Il y a plein d’histoires dans Demain arrive (je suis une autre toi), contenues dans une seule. Celle d’une jeune femme, poursuivie par des hommes, qui traverse l’autoroute pour leur échapper et qui se fait percuter par une voiture. Et qui meurt, là, dans les bras d’un des hommes qui la poursuivaient. L’homme est policier. La femme vient d’ailleurs et cherche à aller en Angleterre. L’homme lui demande son nom, et elle refuse. C’est une histoire vraie, qui a eu lieu, ici, en France, il y a quelques années. Elle ressemble à beaucoup d’autres, qui nous agitent, qui nous hantent parfois. Et ce spectacle est l’occasion de raconter cette histoire-là et de raconter son refus de donner son nom comme une victoire. Et à partir de là, raconter des possibles, des espoirs, des luttes, se donner du courage.
- Dans les spectacles de la ktha, les ’’postes’’ de comédien sont interchangeables. Pouvez-vous nous en dire plus ?

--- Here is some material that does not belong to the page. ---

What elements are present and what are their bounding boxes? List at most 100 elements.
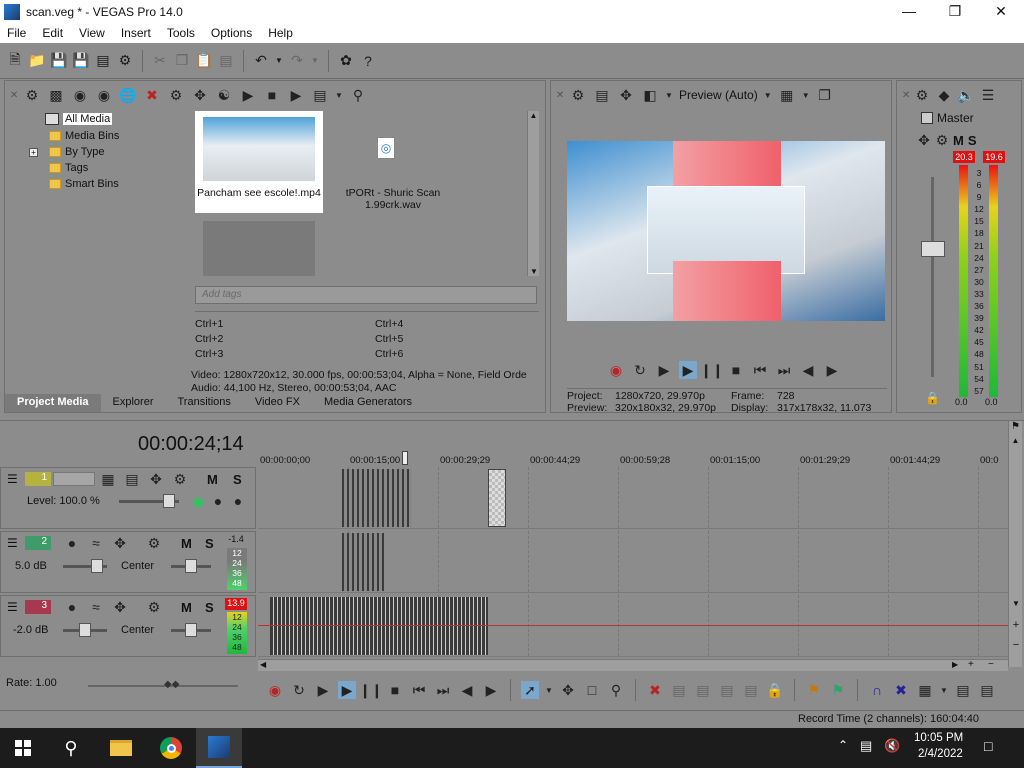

C’est une manière de faire que nous développons depuis des années, que nous précisons au fur et à mesure de nos spectacles. Chaque acteur est prêt à tout jouer, connaît l’intégralité du texte et peut prendre un relais dès qu’il le faut, dès qu’il le décide. Il n’y a pas de rôle défini, mais une série de protocoles qui régissent les interactions sur scène. Comme une grille d’improvisations très précise qui laisse chaque interprète libre de créer. À l’intérieur de cette grille, l’acteur peut construire comme il veut avec le texte, ses partenaires de jeu, les spectateurs, les passants, les aléas de l’espace public…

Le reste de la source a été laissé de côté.